Partiamo dal principio. L’ex capo economista dell’Fmi, Olivier Blachard, sostiene che il debito pubblico non sia un grosso problema se la spesa per interessi è inferiore alla crescita. E ritiene sia opportuno guardare al lungo periodo. Nel breve, il quadro è complicato: l’Italia è in stagnazione e spende quasi il 4% del Pil in interessi. Senza aumentare l’avanzo primario (il governo non appare intenzionato a procedere in tal senso), per ridurre il debito serve un Pil da Paese emergente. Ma il nostro paese non registra una crescita del 2% da 13 anni.
Non è tutto qui. “Se nessun Paese in 75 anni ha tagliato il debito aumentando il Pil, anche in deficit, vuol probabilmente dire che non funziona”, chiosa Carlo Cottarelli.
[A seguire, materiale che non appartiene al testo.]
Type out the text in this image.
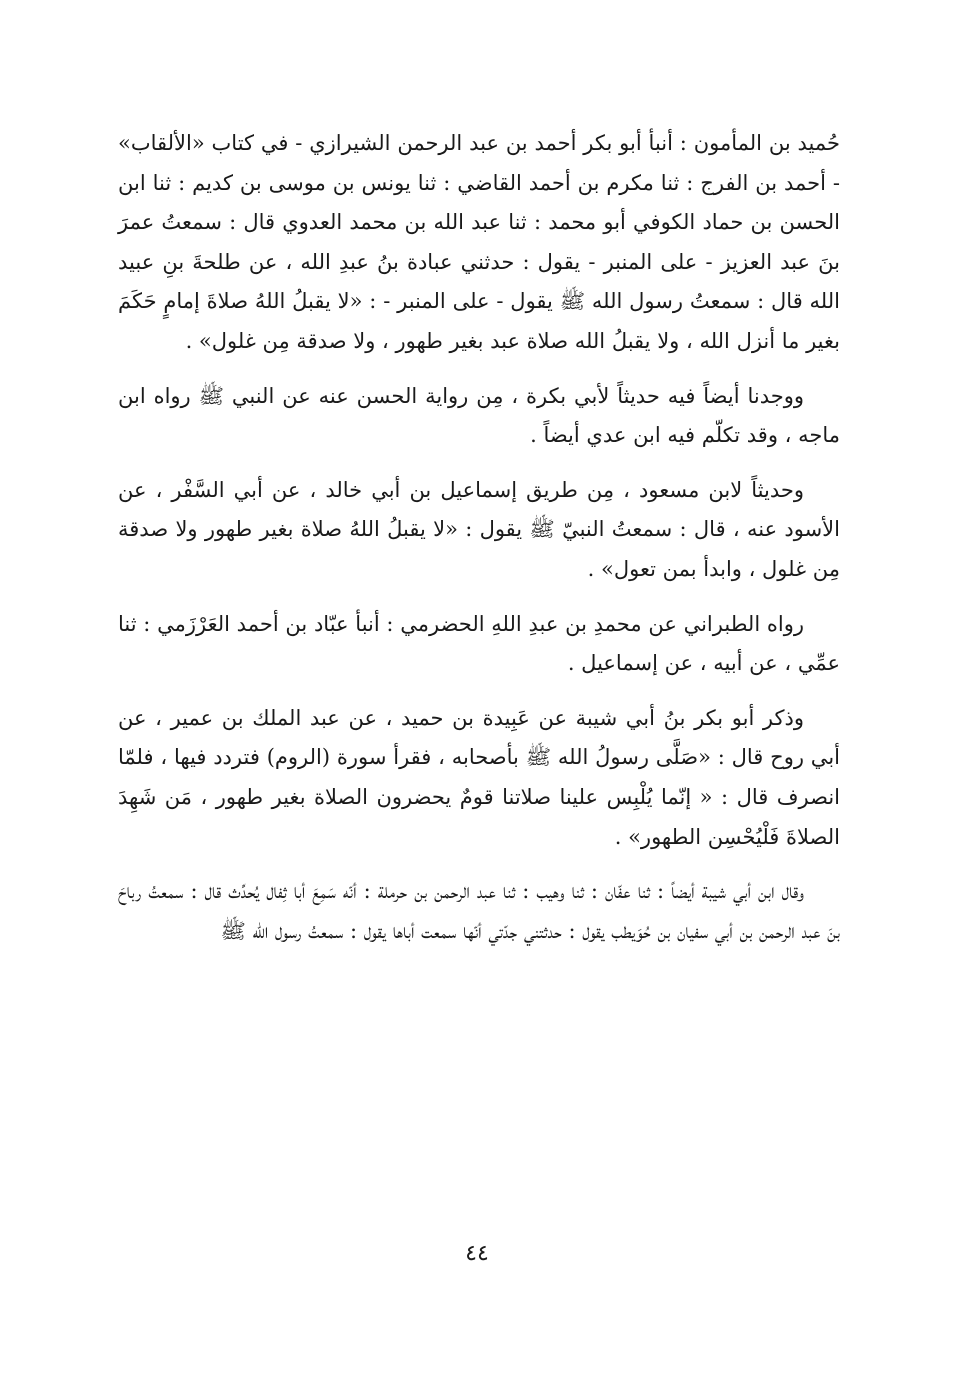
حُميد بن المأمون : أنبأ أبو بكر أحمد بن عبد الرحمن الشيرازي - في كتاب «الألقاب» - أحمد بن الفرج : ثنا مكرم بن أحمد القاضي : ثنا يونس بن موسى بن كديم : ثنا ابن الحسن بن حماد الكوفي أبو محمد : ثنا عبد الله بن محمد العدوي قال : سمعتُ عمرَ بنَ عبد العزيز - على المنبر - يقول : حدثني عبادة بنُ عبدِ الله ، عن طلحةَ بنِ عبيد الله قال : سمعتُ رسول الله ﷺ يقول - على المنبر - : «لا يقبلُ اللهُ صلاةَ إمامٍ حَكَمَ بغير ما أنزل الله ، ولا يقبلُ الله صلاة عبد بغير طهور ، ولا صدقة مِن غلول» .

ووجدنا أيضاً فيه حديثاً لأبي بكرة ، مِن رواية الحسن عنه عن النبي ﷺ رواه ابن ماجه ، وقد تكلّم فيه ابن عدي أيضاً .

وحديثاً لابن مسعود ، مِن طريق إسماعيل بن أبي خالد ، عن أبي السَّفْر ، عن الأسود عنه ، قال : سمعتُ النبيّ ﷺ يقول : «لا يقبلُ اللهُ صلاة بغير طهور ولا صدقة مِن غلول ، وابدأ بمن تعول» .

رواه الطبراني عن محمدِ بن عبدِ اللهِ الحضرمي : أنبأ عبّاد بن أحمد العَرْزَمي : ثنا عمِّي ، عن أبيه ، عن إسماعيل .

وذكر أبو بكر بنُ أبي شيبة عن عَبِيدة بن حميد ، عن عبد الملك بن عمير ، عن أبي روح قال : «صَلَّى رسولُ الله ﷺ بأصحابه ، فقرأ سورة (الروم) فتردد فيها ، فلمّا انصرف قال : « إنّما يُلْبِس علينا صلاتنا قومٌ يحضرون الصلاة بغير طهور ، مَن شَهِدَ الصلاةَ فَلْيُحْسِن الطهور» .

وقال ابن أبي شيبة أيضاً : ثنا عفّان : ثنا وهيب : ثنا عبد الرحمن بن حرملة : أنّه سَمِعَ أبا ثِفال يُحدِّث قال : سمعتُ رباحَ بنَ عبد الرحمن بن أبي سفيان بن حُوَيطب يقول : حدثتني جدّتي أنّها سمعت أباها يقول : سمعتُ رسول الله ﷺ

٤٤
Il premier Giuseppe Conte, però, non sembra vederla così: “Vogliamo ridurre il debito attraverso la crescita economica, il nostro obiettivo è la riduzione del debito e l’ho detto chiaramente, abbiamo bisogno di fare investimenti che ci consentano di orientare il paese verso lo sviluppo sostenibile e per una maggiore occupazione”, ha spiegato più volte Conte.
Negli ultimi 14 mesi, tuttavia, il presidente del Consiglio ha firmato (o contro firmato) tutti i provvedimenti che hanno contribuito ad aumentare la spesa pubblica. Anche quando era evidente che non sarebbero serviti a rilanciare l’economia (quota 100 e Reddito).
Non stupisce, dunque, che durante il governo Conte, da giugno 2018 a giugno 2019, il debito pubblico italiano sia aumentato – in termini assoluti – di 63 miliardi di euro. A questo, poi, va aggiunto il costo per la corsa dello spread nei quattordici mesi di governo gialloverde: l’Osservatorio conti pubblici di Cottarelli ha calcolato che le emissioni dell’ultimo anno faranno salire la spesa per interessi di 20 miliardi in 20 anni. Un ulteriore mattoncino sul già mastodontico debito italiano.
Se l’obiettivo fosse invece quello di ridurre il debito pubblico, sarebbe allora necessario puntare sulla cosiddetta “spending review” ed economia sommersa. Il solo aumento del Pil non basta.